Note from the Conference Co-Chair

By Wendy Kroeker

Dear PJSA members and friends,

We are so excited to host this year’s PJSA conference at Canadian Mennonite University in Winnipeg, Manitoba, Canada. We have worked hard to incorporate your reflections and feedback from past experiences to build a conference that brings people together to have meaningful conversations: fewer competing sessions, more space between time slots so conversations can continue even after the session ends, plenty of coffee breaks, and an approach to food that focusses on sourcing both locally and sustainably. Please bring your own travel mug, if possible, to reduce our use of disposable cups.

We are also taking advantage of Winnipeg as a site of people’s movements: from the 1919 General Strike (yes, you’re coming at the centennial!) and indigenous movements such as Idle No More. Pre-conference options include a full day tour to a sacred site for indigenous petroforms, walking the route of the 1919 General Strike locale and finishing off with a pint of the Little Brown Jug brewery’s 1919 beer, or a tour of the national Canadian Museum for Human Rights. Winnipeg is also a city of fantastic breweries and restaurants.
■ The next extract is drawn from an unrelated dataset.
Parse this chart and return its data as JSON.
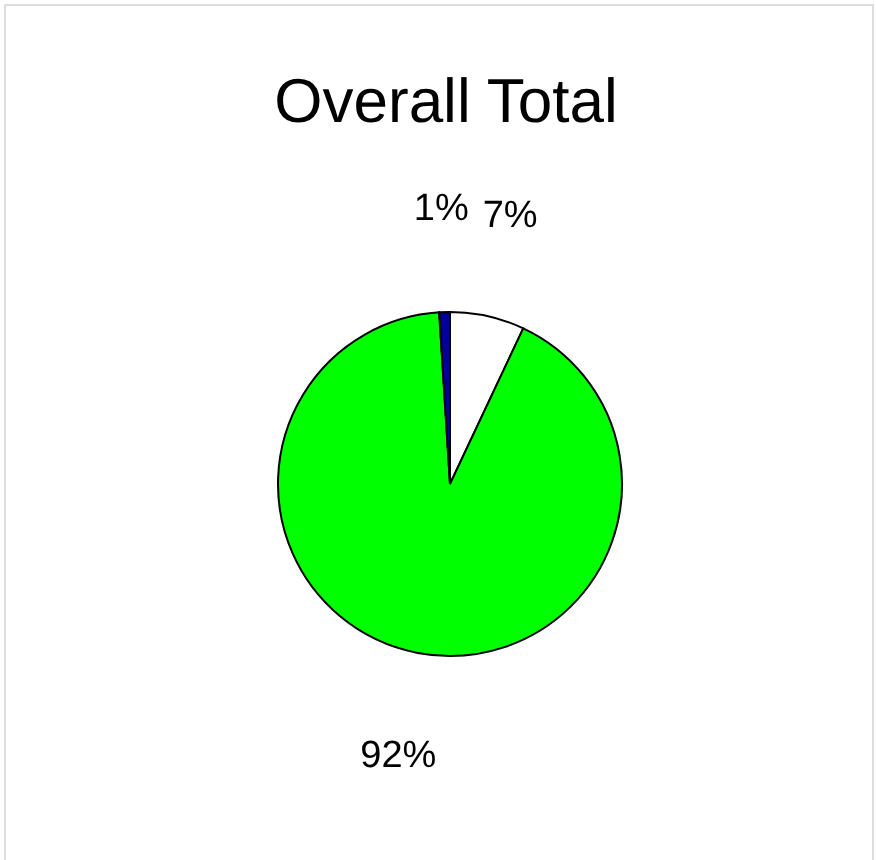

Finally, we can’t wait to be inspired by our fantastic and thought-provoking line up of speakers including: Margo Tamez, Niigaan Sinclair, Gramma Shingoose, Sadie Phoenix-Lavoie, and some of our own PJSA friends and mentors. As we see panel proposals roll in, it is the voices of our membership that we are most excited about. We hope you can join us October 4-6 for what will undoubtedly be an incredible conference.

See you then,
Wendy Kroeker, on behalf of the 2019 conference planning team

Bio

Wendy Kroeker specializes in community conflict transformation processes as an instructor in the Canadian School of Peacebuilding’s peace and conflict transformation studies department and in locations around the globe. She has over 15 years of experience as a community mediator, conflict transformation trainer, peace program consultant, program manager for international development projects and university instructor. The Philippines, Indonesia, Myanmar, India, Bangladesh, and Palestine are some of the locations in which she has worked over the past two decades with indigenous groups, NGO staff, community and religious leaders, and various educators.